Obviously, the polls lied. The New York Times, The Washington Post and every other major newspaper in the country endorsed Hillary Clinton and then did her bidding with unapologetic bias, it can be reasonably assumed, to sway swing voters. Did it work? No, it didn’t, and it proved two things: a) That the media, contrary to its own self-importance, is not king-maker, and b) That the Clinton-media marriage made the undecided electorate suspicious and turn to less credible places to make its decision. More than anyone else in the Clinton camp, it is the liberal media giants who will be devouring massive helpings of humble pie in the coming months.

At the heart of the Clinton campaign was the belief that better sense would prevail in the end, and its grave mistake was taking this as truism. It made them lazy, made them seem arrogant and ultimately disconnected. Critical Latino voters for example, were left to self-organise under the assumption they would certainly vote Clinton over the “racist bigot.” But not enough Latino voters showed up on election day and almost 30% of the ones who did, voted for Trump.

Through fear mongering and rhetoric, the Trump camp tapped into the complex realities of the American public today – complexities not limited to working class whites as the media would have had us previously believe. From the poorest to the richest income brackets, a New York Times exit poll shows Trump commanded higher voters in almost all income bands. The Clinton camp fought the immigration and terrorism rhetoric with almost nothing memorable, except for the parents of fallen Captain Khan. Even then, 61% of voters in the US military service, voted for Trump.

So, how does this affect ordinary Pakistanis?

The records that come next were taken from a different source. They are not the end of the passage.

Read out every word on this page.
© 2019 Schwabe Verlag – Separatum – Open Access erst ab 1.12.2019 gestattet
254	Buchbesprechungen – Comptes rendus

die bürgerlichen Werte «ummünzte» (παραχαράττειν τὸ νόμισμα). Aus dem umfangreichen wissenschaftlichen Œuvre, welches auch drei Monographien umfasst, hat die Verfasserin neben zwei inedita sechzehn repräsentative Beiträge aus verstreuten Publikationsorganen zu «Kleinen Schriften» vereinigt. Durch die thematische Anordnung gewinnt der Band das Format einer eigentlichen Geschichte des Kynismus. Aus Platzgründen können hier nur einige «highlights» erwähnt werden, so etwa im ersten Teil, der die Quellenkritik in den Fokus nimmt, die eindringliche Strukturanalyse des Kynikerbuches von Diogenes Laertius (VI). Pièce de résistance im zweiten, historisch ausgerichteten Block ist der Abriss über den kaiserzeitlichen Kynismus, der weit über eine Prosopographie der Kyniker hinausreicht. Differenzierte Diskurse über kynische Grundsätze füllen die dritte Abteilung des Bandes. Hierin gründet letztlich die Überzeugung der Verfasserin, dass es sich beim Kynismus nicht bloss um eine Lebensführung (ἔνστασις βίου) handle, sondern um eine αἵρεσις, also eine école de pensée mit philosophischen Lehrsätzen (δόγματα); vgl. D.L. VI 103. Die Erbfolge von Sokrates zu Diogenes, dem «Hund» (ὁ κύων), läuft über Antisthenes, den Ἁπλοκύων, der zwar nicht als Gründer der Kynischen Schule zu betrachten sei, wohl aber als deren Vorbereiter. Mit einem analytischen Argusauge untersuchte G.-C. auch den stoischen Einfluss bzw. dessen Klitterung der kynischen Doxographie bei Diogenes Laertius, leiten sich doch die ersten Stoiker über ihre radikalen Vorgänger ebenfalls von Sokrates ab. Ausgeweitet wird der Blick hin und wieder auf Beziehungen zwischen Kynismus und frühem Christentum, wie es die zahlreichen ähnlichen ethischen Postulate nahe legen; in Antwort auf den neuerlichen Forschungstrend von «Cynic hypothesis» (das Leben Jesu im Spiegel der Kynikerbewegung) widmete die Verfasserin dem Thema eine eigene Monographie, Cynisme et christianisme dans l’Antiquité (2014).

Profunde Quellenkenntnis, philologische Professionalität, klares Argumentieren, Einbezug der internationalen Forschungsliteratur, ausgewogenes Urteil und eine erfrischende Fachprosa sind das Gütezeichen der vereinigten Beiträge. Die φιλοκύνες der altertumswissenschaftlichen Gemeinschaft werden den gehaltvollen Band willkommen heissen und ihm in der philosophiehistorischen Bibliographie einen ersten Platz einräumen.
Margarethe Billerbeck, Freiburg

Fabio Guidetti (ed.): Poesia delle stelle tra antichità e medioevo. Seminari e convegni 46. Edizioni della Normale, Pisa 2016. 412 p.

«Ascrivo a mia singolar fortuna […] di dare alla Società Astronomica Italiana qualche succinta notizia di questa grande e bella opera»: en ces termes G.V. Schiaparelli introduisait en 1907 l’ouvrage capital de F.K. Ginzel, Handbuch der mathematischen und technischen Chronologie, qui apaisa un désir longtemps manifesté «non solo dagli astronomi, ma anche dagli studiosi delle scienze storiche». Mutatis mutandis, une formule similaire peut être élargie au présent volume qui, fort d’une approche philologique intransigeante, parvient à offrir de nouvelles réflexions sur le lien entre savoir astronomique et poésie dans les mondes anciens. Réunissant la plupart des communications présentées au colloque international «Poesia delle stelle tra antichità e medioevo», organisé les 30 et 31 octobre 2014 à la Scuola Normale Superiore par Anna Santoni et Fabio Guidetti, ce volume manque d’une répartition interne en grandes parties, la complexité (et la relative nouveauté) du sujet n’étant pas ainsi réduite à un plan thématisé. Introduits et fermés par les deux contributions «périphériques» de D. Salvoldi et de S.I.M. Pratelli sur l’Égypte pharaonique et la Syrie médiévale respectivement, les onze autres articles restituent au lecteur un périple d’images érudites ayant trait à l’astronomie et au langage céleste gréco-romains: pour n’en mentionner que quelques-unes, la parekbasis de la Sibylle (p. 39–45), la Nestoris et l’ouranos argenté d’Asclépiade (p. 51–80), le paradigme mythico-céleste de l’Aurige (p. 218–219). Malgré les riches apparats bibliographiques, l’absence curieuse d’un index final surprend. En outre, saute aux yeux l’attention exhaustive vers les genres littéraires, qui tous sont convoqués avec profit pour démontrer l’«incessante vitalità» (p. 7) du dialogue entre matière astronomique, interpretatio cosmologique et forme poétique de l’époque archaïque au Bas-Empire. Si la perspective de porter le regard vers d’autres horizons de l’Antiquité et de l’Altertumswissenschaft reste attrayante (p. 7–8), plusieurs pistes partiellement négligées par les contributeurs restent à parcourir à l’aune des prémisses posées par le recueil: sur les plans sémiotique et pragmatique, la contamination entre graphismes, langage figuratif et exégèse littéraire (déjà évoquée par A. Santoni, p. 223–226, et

Actually, it really doesn’t. International aid is down to a trickle and immigration to the US was already highly controlled. Muslims, especially Pakistani Muslims, were already being spied upon, unable to find jobs, holding up visa lines and flooding TSA rooms. In fact, almost everything Trump said he was going to do, was already being done. It can be reasonably assumed that his government cannot logistically implement a Muslim ban, but simply extend the policing of the last administration. The popular racist sentiment is indeed troubling, but it may prove better in the long run to treat this as the vocalisation of issues in a counselling room, as America’s moment of nervous breakdown, from which gradually, it might re-evaluate and rebuild itself.